School of Computer Science and Technology, Hangzhou Dianzi University, Hangzhou 310018, China.
Key Laboratory of Brain Machine Collaborative Intelligence of Zhejiang Province, Hangzhou 310018, China.
Sensors (Basel). 2021 Mar 29;21(7):2369. doi: 10.3390/s21072369.

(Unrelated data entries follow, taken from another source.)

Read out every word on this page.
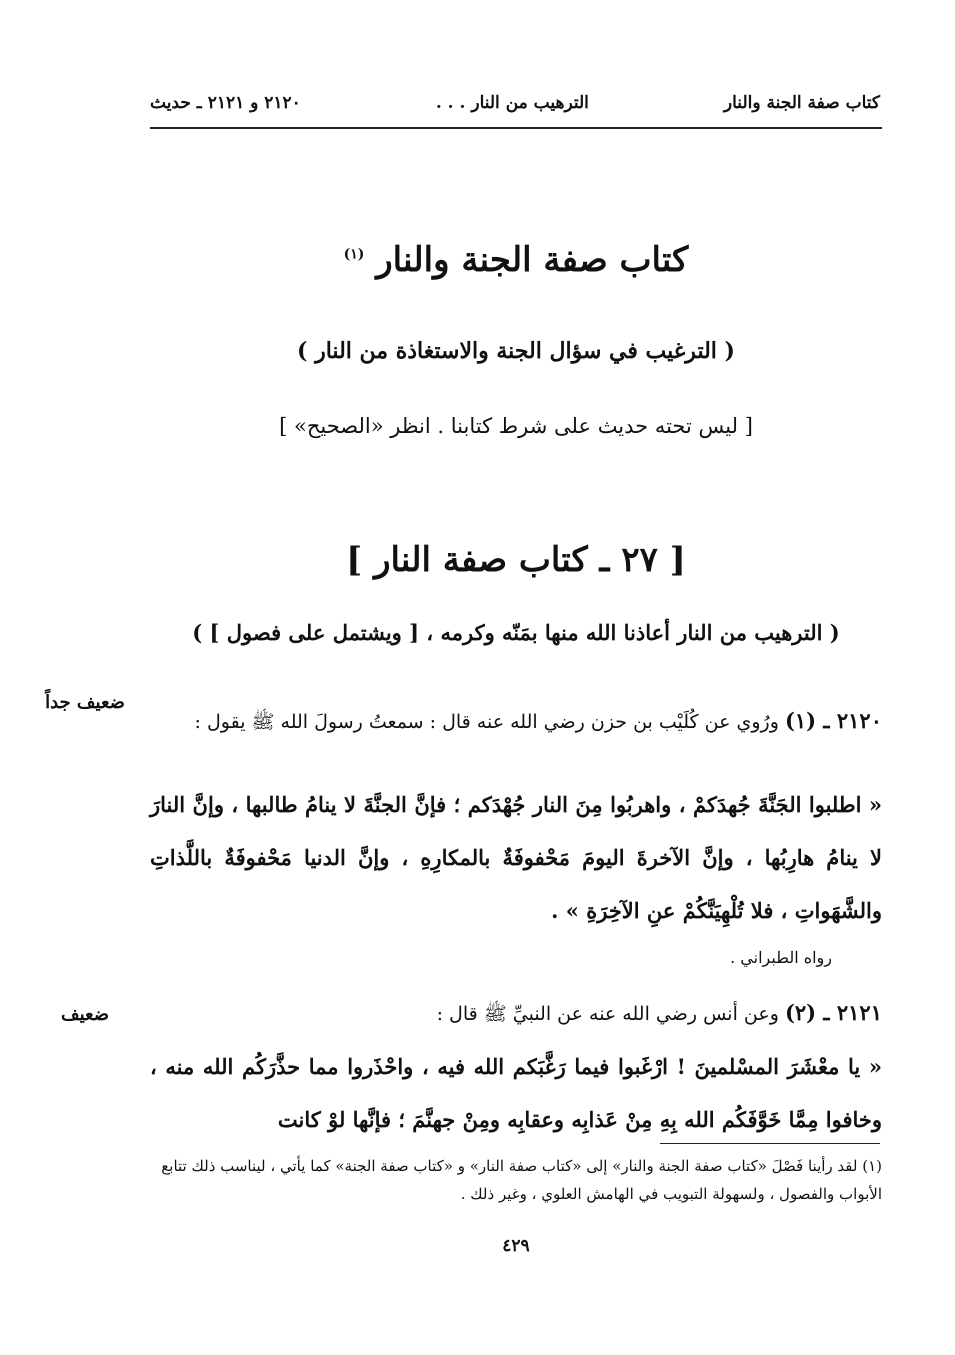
كتاب صفة الجنة والنار
الترهيب من النار . . .
٢١٢٠ و ٢١٢١ ـ حديث
كتاب صفة الجنة والنار $^{(١)}$
( الترغيب في سؤال الجنة والاستغاذة من النار )
[ ليس تحته حديث على شرط كتابنا . انظر «الصحيح» ]
[ ٢٧ ـ كتاب صفة النار ]
( الترهيب من النار أعاذنا الله منها بمَنّه وكرمه ، [ ويشتمل على فصول ] )
ضعيف جداً
٢١٢٠ ـ (١) ورُوي عن كُلَيْب بن حزن رضي الله عنه قال : سمعتُ رسولَ الله ﷺ يقول :
« اطلبوا الجَنَّةَ جُهدَكمْ ، واهربُوا مِنَ النار جُهْدَكم ؛ فإنَّ الجنَّةَ لا ينامُ طالبها ، وإنَّ النارَ لا ينامُ هارِبُها ، وإنَّ الآخرةَ اليومَ مَحْفوفَةٌ بالمكارِهِ ، وإنَّ الدنيا مَحْفوفَةٌ باللَّذاتِ والشَّهَواتِ ، فلا تُلْهِيَنَّكُمْ عنِ الآخِرَةِ » .
رواه الطبراني .
ضعيف	٢١٢١ ـ (٢) وعن أنس رضي الله عنه عن النبيِّ ﷺ قال :
« يا معْشَرَ المسْلمينَ ! ارْغَبوا فيما رَغَّبَكم الله فيه ، واحْذَروا مما حذَّرَكُم الله منه ، وخافوا مِمَّا خَوَّفَكُم الله بِهِ مِنْ عَذابِه وعقابِه ومِنْ جهنَّمَ ؛ فإنَّها لوْ كانت
(١) لقد رأينا فَصْلَ «كتاب صفة الجنة والنار» إلى «كتاب صفة النار» و «كتاب صفة الجنة» كما يأتي ، ليناسب ذلك تتابع الأبواب والفصول ، ولسهولة التبويب في الهامش العلوي ، وغير ذلك .
٤٢٩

Fatigued driving is one of the main causes of traffic accidents. The electroencephalogram (EEG)-based mental state analysis method is an effective and objective way of detecting fatigue. However, as EEG shows significant differences across subjects, effectively "transfering" the EEG analysis model of the existing subjects to the EEG signals of other subjects is still a challenge. Domain-Adversarial Neural Network (DANN) has excellent performance in transfer learning, especially in the fields of document analysis and image recognition, but has not been applied directly in EEG-based cross-subject fatigue detection. In this paper, we present a DANN-based model, Generative-DANN (GDANN), which combines Generative Adversarial Networks (GAN) to enhance the ability by addressing the issue of different distribution of EEG across subjects. The comparative results show that in the analysis of cross-subject tasks, GDANN has a higher average accuracy of 91.63% in fatigue detection across subjects than those of traditional classification models, which is expected to have much broader application prospects in practical brain-computer interaction (BCI).
疲劳驾驶是交通事故的主要原因之一。基于脑电图(EEG)的精神状态分析方法是检测疲劳的一种有效且客观的方法。然而,由于 EEG 在不同个体之间存在显著差异,因此有效地将现有个体的 EEG 分析模型“转移”到其他个体的 EEG 信号仍然是一个挑战。对抗性神经网络(DANN)在迁移学习中具有出色的性能,特别是在文档分析和图像识别领域,但尚未直接应用于基于 EEG 的跨个体疲劳检测。在本文中,我们提出了一种基于 DANN 的模型,生成式对抗网络 DANN(Generative-DANN,GDANN),它结合了生成式对抗网络(GAN)来增强能力,以解决 EEG 在不同个体之间分布不同的问题。比较结果表明,在跨个体任务的分析中,GDANN 在跨个体疲劳检测中的平均准确率为 91.63%,高于传统分类模型,这有望在实际脑机交互(BCI)中具有更广泛的应用前景。